Notre Dame cannot claim to be special when Bob Davie is let go one year into a five-year contract extension and Tyrone Willingham is fired three years into a five-year contract. Does Notre Dame have a right to sever its relationship with Willingham? Absolutely. If a sober decision was made that this man just wasn't getting it done, and would never get it done, then what you do at that level is cut your losses and move on. Notre Dame has done something any comparable institution would do. Which is precisely my point.

Something else is going on at Notre Dame. Willingham is the apparent victim of alumni wrath as much as anything else. Notre Dame alumni are vocal and powerful, and they have an organ in which to vent called "Blue and Gold Illustrated," a nonsanctioned publication that allows Notre Dame alums worldwide to pass public judgment on all Notre Dame athletic matters. And in the world of Notre Dame alumni, nothing angries up the blood, as Satchel Paige might say, than a football coach who does not meet their standards.

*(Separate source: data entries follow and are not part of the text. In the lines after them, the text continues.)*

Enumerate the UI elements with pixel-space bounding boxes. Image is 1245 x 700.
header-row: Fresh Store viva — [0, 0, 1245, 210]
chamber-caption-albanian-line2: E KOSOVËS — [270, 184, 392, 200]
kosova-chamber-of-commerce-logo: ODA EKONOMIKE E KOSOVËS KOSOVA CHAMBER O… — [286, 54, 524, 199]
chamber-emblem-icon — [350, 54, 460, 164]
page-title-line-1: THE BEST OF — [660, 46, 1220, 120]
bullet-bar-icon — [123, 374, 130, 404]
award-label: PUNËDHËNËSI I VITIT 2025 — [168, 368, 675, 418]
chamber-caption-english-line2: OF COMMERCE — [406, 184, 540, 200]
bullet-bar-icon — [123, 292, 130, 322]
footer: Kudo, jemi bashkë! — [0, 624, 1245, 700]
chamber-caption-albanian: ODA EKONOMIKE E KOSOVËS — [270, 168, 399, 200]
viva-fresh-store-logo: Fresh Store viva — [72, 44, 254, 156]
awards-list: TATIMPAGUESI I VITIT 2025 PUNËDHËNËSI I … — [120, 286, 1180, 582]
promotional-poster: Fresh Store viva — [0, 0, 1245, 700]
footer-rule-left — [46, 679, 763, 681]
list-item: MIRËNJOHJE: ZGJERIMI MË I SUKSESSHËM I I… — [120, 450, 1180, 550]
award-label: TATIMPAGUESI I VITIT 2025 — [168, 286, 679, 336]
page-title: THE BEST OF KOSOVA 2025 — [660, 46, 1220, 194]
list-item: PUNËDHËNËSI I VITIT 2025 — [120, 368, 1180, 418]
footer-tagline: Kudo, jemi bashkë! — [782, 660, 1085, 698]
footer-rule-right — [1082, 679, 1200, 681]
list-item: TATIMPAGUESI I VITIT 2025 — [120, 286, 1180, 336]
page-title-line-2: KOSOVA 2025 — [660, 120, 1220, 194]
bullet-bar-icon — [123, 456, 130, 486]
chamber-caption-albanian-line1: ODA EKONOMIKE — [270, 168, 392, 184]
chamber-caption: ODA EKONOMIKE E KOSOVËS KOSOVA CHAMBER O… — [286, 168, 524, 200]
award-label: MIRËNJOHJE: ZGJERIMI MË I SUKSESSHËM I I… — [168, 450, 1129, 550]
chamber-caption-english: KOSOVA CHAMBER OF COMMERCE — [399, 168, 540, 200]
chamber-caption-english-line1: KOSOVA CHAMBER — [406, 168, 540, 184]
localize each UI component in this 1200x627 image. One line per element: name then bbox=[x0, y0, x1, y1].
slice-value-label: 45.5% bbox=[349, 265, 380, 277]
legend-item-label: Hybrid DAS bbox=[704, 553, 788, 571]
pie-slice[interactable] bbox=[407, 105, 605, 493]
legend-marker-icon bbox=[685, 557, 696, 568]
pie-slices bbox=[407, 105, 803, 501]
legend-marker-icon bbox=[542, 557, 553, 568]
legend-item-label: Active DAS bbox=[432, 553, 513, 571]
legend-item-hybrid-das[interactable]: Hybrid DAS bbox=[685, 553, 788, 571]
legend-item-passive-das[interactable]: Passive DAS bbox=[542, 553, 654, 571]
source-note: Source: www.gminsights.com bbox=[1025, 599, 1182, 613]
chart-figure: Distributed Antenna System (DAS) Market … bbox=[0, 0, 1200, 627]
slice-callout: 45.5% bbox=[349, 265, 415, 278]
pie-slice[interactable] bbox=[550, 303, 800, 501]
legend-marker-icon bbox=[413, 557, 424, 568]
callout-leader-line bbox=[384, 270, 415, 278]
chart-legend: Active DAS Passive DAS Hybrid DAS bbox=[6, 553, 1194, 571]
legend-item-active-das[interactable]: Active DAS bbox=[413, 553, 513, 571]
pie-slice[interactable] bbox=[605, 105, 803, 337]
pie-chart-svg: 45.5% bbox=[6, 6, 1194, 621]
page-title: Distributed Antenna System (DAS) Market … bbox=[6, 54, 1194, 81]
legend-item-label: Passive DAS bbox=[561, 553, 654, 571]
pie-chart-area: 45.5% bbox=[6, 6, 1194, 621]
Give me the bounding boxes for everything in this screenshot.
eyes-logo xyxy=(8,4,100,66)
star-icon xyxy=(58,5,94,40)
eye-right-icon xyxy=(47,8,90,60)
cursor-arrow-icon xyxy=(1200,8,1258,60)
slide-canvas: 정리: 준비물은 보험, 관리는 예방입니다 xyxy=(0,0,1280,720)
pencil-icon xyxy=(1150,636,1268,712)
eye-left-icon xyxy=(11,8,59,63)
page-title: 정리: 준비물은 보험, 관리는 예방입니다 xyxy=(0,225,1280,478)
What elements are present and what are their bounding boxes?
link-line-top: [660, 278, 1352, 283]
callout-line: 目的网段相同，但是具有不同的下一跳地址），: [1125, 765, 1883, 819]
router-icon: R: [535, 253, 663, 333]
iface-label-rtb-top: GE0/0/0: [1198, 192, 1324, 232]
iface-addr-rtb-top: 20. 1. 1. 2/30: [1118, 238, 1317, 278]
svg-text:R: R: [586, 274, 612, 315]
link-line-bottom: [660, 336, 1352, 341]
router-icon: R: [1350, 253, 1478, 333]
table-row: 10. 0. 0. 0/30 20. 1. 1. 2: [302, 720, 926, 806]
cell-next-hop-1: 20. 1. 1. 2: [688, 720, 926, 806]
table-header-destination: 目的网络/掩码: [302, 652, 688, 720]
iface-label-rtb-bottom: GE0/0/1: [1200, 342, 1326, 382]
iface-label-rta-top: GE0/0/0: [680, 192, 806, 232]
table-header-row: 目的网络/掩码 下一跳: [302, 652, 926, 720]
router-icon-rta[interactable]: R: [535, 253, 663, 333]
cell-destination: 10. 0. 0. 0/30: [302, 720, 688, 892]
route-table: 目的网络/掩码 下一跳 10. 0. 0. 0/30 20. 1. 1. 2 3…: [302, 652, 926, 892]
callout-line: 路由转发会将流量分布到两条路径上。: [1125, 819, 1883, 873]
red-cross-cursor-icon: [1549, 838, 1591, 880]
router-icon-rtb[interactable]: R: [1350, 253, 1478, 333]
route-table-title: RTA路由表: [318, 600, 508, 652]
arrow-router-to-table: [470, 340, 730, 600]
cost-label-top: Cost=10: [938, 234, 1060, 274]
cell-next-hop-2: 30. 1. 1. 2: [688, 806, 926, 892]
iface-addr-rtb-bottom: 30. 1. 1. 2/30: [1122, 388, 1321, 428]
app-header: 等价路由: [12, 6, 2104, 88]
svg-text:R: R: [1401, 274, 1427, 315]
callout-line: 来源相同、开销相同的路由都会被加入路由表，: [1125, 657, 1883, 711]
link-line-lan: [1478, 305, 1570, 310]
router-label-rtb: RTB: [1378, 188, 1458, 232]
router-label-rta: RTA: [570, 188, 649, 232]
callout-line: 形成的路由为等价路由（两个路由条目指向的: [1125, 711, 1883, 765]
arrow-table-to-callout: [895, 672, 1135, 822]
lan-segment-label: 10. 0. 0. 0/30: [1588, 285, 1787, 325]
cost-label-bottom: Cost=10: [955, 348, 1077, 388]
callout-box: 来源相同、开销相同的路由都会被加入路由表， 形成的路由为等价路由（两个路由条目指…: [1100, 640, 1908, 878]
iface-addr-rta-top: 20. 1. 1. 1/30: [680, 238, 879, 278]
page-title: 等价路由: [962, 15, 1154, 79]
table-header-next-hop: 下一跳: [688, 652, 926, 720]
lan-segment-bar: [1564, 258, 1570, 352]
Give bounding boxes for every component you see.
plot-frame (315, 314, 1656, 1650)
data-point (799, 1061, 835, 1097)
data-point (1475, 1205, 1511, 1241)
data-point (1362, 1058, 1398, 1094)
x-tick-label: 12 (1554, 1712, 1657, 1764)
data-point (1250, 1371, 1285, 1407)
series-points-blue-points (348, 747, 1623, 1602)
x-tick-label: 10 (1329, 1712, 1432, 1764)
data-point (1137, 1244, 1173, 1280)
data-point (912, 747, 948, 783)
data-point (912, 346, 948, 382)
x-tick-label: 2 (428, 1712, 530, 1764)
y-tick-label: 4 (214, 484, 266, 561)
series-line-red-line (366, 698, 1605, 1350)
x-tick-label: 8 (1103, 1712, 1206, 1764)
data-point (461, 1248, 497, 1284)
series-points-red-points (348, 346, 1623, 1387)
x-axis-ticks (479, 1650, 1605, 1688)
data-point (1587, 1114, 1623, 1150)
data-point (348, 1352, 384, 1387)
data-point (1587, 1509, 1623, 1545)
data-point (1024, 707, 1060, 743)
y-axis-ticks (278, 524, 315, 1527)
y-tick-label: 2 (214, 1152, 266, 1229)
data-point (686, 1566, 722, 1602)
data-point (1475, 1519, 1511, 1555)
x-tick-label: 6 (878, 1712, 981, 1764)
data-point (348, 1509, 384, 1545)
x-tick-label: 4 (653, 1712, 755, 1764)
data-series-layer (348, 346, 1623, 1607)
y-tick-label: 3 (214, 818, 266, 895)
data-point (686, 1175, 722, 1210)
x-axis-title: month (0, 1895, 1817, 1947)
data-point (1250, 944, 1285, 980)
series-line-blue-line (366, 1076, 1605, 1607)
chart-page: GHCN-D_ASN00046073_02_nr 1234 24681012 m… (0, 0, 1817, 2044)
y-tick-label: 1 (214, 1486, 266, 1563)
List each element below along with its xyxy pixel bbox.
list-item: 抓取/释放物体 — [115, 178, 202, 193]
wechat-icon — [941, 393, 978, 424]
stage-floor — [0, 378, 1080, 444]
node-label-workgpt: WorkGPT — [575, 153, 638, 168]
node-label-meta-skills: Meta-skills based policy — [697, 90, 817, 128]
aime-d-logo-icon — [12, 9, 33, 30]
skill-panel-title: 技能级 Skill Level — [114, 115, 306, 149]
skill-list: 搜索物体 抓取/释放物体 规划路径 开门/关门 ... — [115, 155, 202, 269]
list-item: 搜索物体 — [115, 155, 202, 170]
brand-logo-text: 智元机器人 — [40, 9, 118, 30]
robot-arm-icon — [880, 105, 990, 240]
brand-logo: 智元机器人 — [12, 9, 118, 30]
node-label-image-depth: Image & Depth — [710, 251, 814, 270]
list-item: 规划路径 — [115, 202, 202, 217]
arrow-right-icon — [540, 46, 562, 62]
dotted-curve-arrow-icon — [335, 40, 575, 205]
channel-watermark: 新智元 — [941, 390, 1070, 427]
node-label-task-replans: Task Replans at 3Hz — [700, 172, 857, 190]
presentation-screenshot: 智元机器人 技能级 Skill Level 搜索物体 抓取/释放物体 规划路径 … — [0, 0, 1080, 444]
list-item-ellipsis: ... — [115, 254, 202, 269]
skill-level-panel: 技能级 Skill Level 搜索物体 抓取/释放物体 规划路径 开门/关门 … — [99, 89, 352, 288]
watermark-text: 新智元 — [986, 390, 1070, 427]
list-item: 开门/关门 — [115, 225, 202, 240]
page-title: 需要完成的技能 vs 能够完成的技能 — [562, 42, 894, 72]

Throw in the Internet, and you have a very formidable force.

So what? This is the kind of pressure that could bring about a change at any big State U. Why should Notre Dame be any different? Which is precisely my point.

Some of these Notre Dame alums cannot accept that, perhaps, times have changed. In their minds, it's still 1927 or 1953 or even 1988. In this scenario, Notre Dame is a perennial Top 10 team and it surely isn't losing four straight to -- ugh -- Boston College. They cannot accept that all those kids from all those inner-city Catholic high schools don't necessarily grow up dreaming about playing for the Fighting Irish. Perhaps they have a hard time believing that there are those among us who don't believe that spending four years in South Bend, Ind., is a treat, or that, if it really matters, you can't get a very nice education somewhere else.

The Notre Dame coaching job was always difficult, but now it is absurdly so, because, while so much has changed in

the world at large, the expectations remain ridiculously high. Notre Dame still loves to preach. Willingham was hired, according to athletic director Kevin White (as related in the media guide), because "To the people of the NCAA he is a man of integrity and to the recruiting gurus he's among the very best at attracting talent even when maintaining the highest SAT scores in the nation. He's a disciplinarian whose players love him." But he's 21-15 in three years and the alums don't love him. He remains a man of integrity, but the results aren't there. He won't even have a chance for a complete recruiting cycle to play out. He's a decent man, and he bailed out the school three years ago just by showing up in their hour of extreme need following the O'Leary fiasco, but business is business, and he has to go.

Now, if that school would look in the mirror and see the same take-no-prisoners institution everyone else sees, Notre Dame can stop pretending it is something it no longer is and can set about resuming residency in the Top 10.